After the pleasure of accompanying Ariel via the written word (and learning a thing or two about mushrooms and foraging!) I felt invigorated to get out there, and share my getting-out-there.

Now, my birthday is coming up and my place of employment gives us our birthday off. (Which is a really nice extra bonus.) So I had a decision to make. How was I going to spend my one day? A day when everyone else has to work? I decided to plan an adventure with E, whom I have not adventured with in quite a while.

I feel like having all that time to relax my brain and focus on something unrelated but somehow extremely adjacent, all for pure fun and with no expectation of anything, has allowed my brain to maybe begin to relearn focus and how to be organized.

I feel like a lot of my past adventures have not been very well planned and I often beat myself up about that. And Fungal taught me not to be so uptight about it — like, just the fact that I’m doing it, means I’m doing it right. Because I’m not sure there is a specific formula for this.

Although I have stumbled upon one essential ingredient — knowing what I want. Sounds easy, but when you really think about it, actually knowing yourself well enough to know what you want and then to plan to make it happen, takes some self-awareness and maybe also work — but fun work.

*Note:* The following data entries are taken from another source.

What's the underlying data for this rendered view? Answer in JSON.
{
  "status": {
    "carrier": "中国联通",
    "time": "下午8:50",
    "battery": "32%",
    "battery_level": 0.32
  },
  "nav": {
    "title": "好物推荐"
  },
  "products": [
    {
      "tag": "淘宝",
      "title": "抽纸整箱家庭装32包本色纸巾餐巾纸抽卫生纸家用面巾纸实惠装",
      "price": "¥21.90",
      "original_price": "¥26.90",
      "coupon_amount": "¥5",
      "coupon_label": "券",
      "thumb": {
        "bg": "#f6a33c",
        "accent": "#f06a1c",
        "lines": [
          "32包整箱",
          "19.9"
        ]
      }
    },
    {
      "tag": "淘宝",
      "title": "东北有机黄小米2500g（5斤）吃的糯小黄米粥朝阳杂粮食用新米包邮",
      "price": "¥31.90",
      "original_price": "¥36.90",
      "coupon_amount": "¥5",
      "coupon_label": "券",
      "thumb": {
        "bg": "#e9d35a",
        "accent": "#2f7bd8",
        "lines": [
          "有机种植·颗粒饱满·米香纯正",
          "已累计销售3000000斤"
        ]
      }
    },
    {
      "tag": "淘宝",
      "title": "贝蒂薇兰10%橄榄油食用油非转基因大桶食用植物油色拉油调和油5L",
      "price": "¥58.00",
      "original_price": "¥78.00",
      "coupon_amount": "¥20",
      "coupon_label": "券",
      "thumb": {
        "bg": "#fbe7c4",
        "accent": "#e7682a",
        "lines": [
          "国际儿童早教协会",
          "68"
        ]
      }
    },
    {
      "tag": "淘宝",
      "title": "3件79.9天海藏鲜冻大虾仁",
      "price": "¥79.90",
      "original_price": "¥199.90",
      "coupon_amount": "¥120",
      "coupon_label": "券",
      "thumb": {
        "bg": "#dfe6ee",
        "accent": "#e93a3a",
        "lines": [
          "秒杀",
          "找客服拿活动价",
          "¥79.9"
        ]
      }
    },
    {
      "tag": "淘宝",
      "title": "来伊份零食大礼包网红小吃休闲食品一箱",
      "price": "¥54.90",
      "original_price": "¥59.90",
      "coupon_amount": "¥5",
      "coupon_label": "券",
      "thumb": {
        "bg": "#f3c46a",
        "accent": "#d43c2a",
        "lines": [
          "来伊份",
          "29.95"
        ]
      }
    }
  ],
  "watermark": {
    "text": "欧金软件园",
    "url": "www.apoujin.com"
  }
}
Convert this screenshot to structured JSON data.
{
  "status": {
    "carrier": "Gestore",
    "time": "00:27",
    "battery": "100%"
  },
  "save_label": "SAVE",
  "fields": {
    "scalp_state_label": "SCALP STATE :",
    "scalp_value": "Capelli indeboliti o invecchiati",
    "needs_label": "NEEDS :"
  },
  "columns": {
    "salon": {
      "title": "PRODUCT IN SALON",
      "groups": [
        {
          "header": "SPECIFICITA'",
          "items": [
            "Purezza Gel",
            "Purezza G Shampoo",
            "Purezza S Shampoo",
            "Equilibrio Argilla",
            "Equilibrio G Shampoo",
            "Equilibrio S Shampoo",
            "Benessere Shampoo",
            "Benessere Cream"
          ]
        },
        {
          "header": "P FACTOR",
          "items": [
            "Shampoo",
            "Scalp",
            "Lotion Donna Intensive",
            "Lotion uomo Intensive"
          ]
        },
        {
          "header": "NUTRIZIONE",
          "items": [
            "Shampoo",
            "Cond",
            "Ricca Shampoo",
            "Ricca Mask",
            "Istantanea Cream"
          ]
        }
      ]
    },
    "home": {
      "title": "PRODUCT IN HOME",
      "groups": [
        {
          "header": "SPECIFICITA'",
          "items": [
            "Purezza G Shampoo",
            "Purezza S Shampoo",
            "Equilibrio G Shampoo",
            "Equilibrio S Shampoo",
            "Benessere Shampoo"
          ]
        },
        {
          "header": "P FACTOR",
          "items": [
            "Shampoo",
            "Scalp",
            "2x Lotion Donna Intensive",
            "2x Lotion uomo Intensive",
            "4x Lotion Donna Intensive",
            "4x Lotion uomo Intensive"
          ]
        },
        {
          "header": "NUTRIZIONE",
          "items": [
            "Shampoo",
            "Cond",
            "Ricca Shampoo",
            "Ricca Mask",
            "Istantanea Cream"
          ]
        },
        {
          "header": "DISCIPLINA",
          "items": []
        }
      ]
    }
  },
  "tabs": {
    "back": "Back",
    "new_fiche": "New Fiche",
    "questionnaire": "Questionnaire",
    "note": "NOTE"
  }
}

E and I do not live in the same town, and in the interest of saving driving time, I once again chose an area to explore that is in the middle. There are still some things I want to see in that sparse neck of the woods. (Er, fields, essentially.) So I have crafted a cunning plan for our day! That’ll be happening next week and I will tell you all about it.

Meanwhile, I keep thinking about getting Ariel Gordon’s other books, Treed and Siteseeing. After all, it is my birthday month.

Hey! If you’re still here, reading all the way to the end, then you might be a bit of a “professional noticer” too. You should come to an event I’m speaking at on tomorrow night (April 8th) — the MHV’s AGM, 7pm at the Mennonite Heritage Village in Steinbach. I’m not doing a major presentation or anything. Just giving a report. At an annual general meeting. But I promise I will do a better job than I did last year! (IYKYK!) And also, perhaps a sign I am getting older — I’m feeling compelled to attend AGMs — because I like them. I have the MMHS AGM on my calendar too. (May 3 at the MHV!)